In Itzehoe zählte die KPD 10 000, von denen sich noch über 3 000 nach Brokdorf aufgemacht hätten. Auf der Kundgebung habe sich Heinz Brandt auch gegen die AKWs in der DDR ausgesprochen. Auf der Kundgebung in Brokdorf habe die BUU geredet und es sei eine Solidaritätsresolution für Fritz Storim verabschiedet worden.

Die DKP Preetz berichtete:

„Stoltenberg und Springers 'Bild', Kanzler Schmidt und Innenminister Maihofer können reden und schreiben was sie wollen: Ihr Kernenergieprogramm hat in Itzehoe und Wilster erneut eine schwere Niederlage erlitten. Allein Itzehoe demonstrierten rund 40 000 Bürger gegen den Bau des Kernkraftwerks Brokdorf."

Auch aus Preetz beteiligte sich die BI „an der größten Demonstration und Kundgebung, die Schleswig-Holstein nach Kriegsende erlebt hat. Die Atomlobby hatte bei den Regierungen des Bundes und der Länder durchgesetzt, dass fast 7 000 Bereitschaftspolizisten und Angehörige des Bundesgrenzschutzes die Wilstermarsch in eine waffenstarrende Festung verwandelten. Doch diese bisher größte Notstandsübung scheiterte an der Disziplin der Demonstranten. Sie haben Stoltenberg und Springer nicht den Gefallen getan, sich durch die Zurschaustellung staatlicher Macht provozieren zu lassen. Und Stoltenbergs Helfershelfer im maoistischen 'KBW' wurden im Raum Wilster daran gehindert, der Polizei den Vorwand für Knüppelorgien und Gasangriffe zu liefern… Was sich in den Demonstrationen gegen die Atomlobby ausdrückte, war der Widerstand gegen eine Politik, die mit einem Riesenaufgebot Polizisten, mit Wasserwerfern und chemischen Keulen glaubte, das Profitstreben einiger Energiekonzerne gegen die Interessen der Bevölkerung durchsetzen zu können. Der Kampf gegen Kernkraftwerke - in Brokdorf und anderswo - wird weitergehen."

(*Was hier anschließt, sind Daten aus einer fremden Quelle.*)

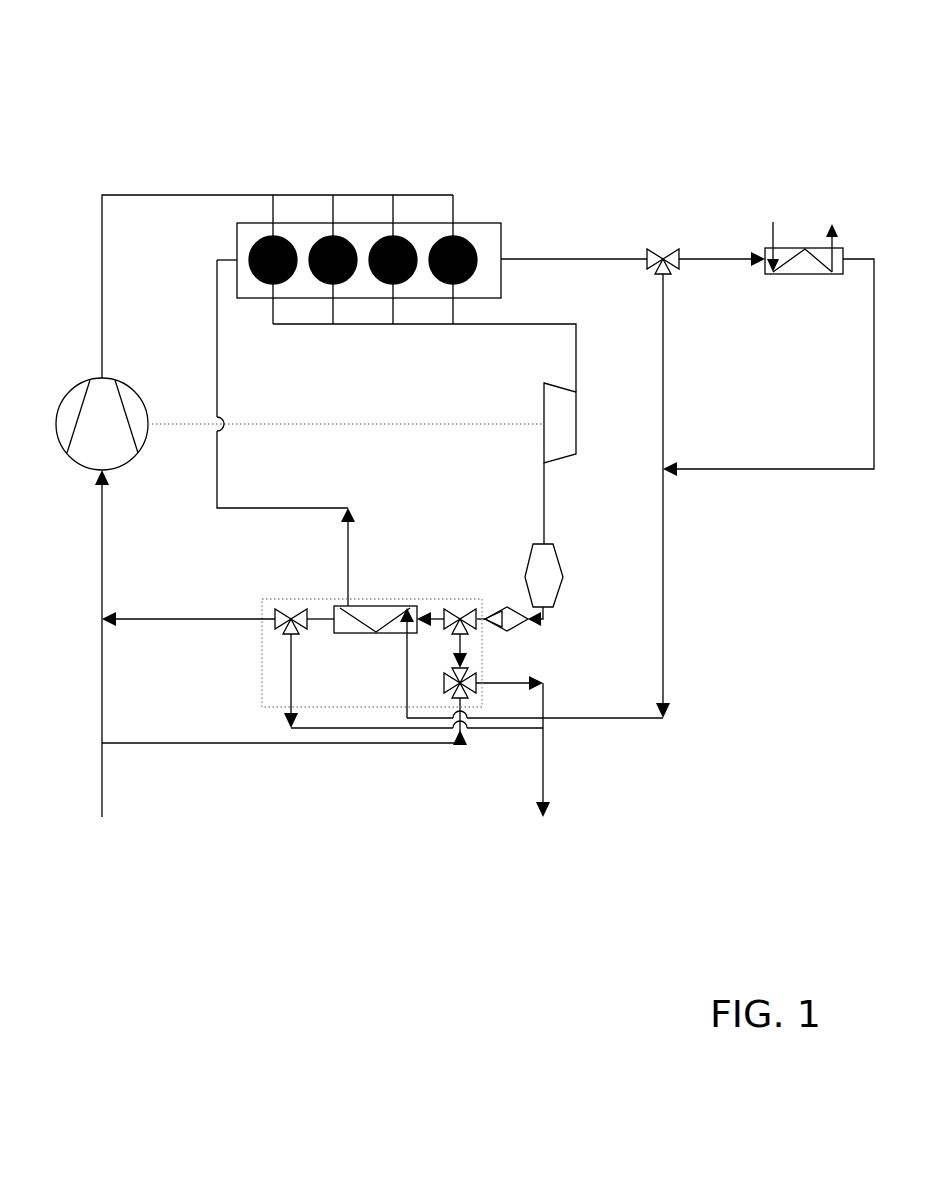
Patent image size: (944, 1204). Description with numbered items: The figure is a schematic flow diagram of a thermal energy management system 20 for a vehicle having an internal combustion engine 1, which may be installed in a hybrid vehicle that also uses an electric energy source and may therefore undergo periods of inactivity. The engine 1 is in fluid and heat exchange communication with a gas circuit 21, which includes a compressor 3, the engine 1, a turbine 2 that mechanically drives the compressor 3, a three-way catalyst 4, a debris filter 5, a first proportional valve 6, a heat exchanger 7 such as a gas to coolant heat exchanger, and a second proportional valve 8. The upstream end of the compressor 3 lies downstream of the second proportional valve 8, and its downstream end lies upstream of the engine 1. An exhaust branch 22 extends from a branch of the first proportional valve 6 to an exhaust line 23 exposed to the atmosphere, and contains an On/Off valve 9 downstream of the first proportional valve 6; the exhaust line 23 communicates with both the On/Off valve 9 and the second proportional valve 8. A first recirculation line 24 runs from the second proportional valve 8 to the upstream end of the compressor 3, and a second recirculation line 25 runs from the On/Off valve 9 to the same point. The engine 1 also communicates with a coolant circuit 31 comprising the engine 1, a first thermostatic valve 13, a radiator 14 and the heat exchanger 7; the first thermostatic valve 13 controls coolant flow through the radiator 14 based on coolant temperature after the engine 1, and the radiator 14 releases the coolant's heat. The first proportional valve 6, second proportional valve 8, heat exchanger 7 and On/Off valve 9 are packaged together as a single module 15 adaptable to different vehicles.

The thermal energy management system 20 is at (505, 78).
The internal combustion engine 1 is at (501, 236).
The gas circuit 21 is at (256, 185).
The compressor 3 is at (64, 396).
The turbine 2 is at (544, 418).
The coolant circuit 31 is at (595, 248).
The first thermostatic valve 13 is at (664, 258).
The radiator 14 is at (773, 273).
The 3-way catalyst 4 is at (563, 590).
The debris filter 5 is at (510, 607).
The first proportional valve 6 is at (460, 615).
The heat exchanger 7 is at (347, 633).
The second proportional valve 8 is at (291, 612).
The On/Off valve 9 is at (455, 684).
The exhaust branch 22 is at (465, 655).
The module 15 is at (440, 599).
The first recirculation line 24 is at (197, 619).
The second recirculation line 25 is at (260, 743).
The exhaust line 23 is at (545, 790).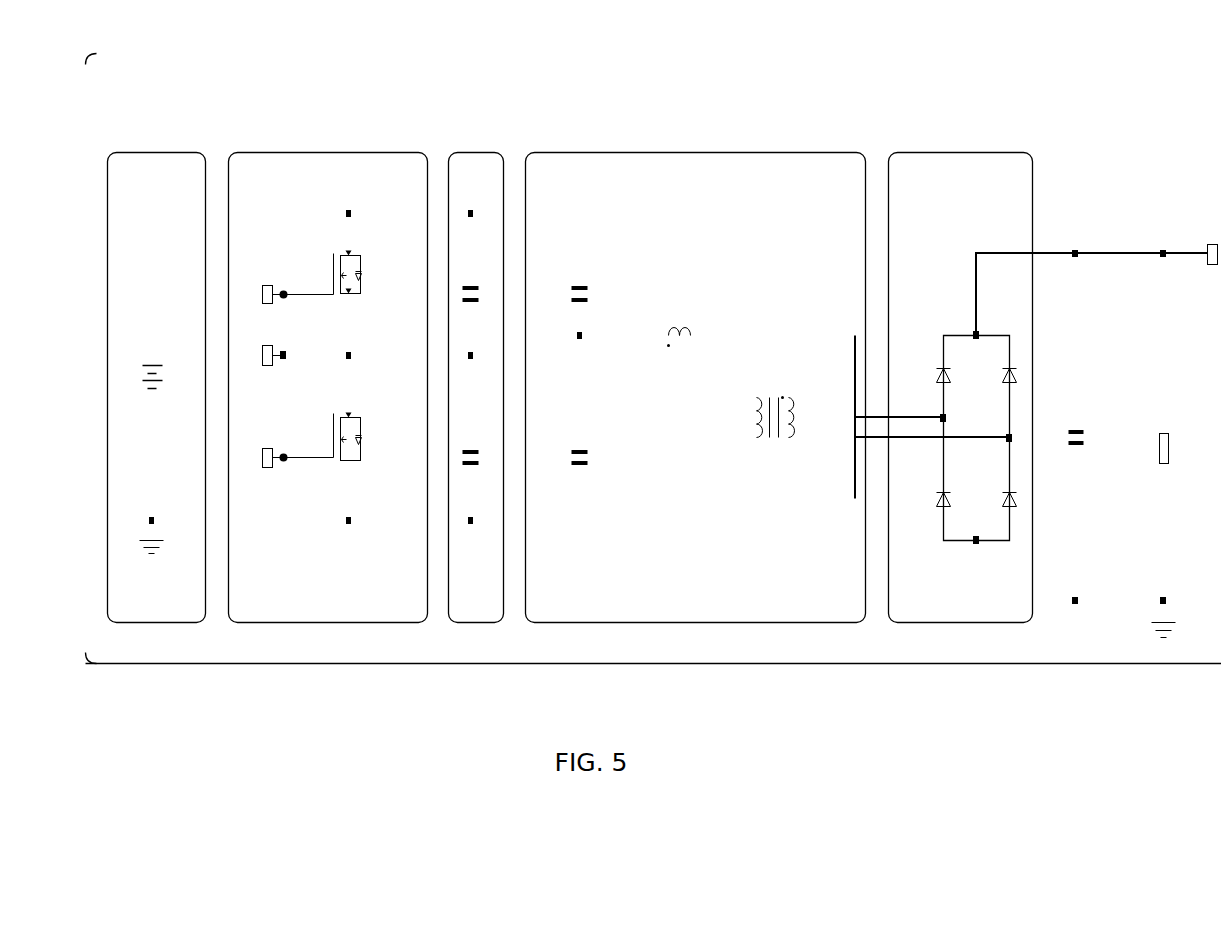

Laut DKP Wedel beteiligen sich in Itzehoe mehr als 40 000. Die SAG rief nach Brokdorf auf, wo sie 30 000 Demonstranten ausmachte. Die Gruppe Arbeiterstimme-Mehrheitsgruppe rief nach eigenen Angaben mit einem Flugblatt „Gegen einen Amoklauf in Brokdorf" nach Itzehoe auf. Berichtet bzw. aufgerufen wurde auch durch das ZK der KPD und in - NRW durch das KPD-RK /KSV und die Rote Hilfe (RH) e.V. der KPD in Köln. (17)

19. Februar 1977: In Bochum führte der KBW, laut KPD anstatt zur bundesweiten Demonstration nach Brokdorf zu fahren, eine Kundgebung gegen das AKW Brokdorf durch. (18)

März 1977

Der März (und dann auch der April) waren durch die 1.-Mai-Vorbereitungen gekennzeichnet. Die örtliche KGB/E, wie schon zu 1976 festgestellt wurde, war auch 1977 in einer Aufschwungphase. Das „Einladungsschreiben“ zu den „Aktionsverhandlungen“ entbehrte nicht einer gewissen Brisanz; denn es ging u. a. auch an die GIM, die KPD/ML und andere ja kategorisch von Bündnissen ausschlossen. Im März wandte sich die KGB/E an 12 Gruppen, von denen sie meinte, sie seien Ansprechpartner (vgl. 14. März 1977). Die erste Sitzung des „Maikomitees“ spiegelte dann wohl auch die Debatte um Prinzipien und Positionen wieder, wie seit den Tagen der ersten maoistischen Gruppen auf bundesrepublikanischem Boden bekannt waren (vgl. 24. März 1977).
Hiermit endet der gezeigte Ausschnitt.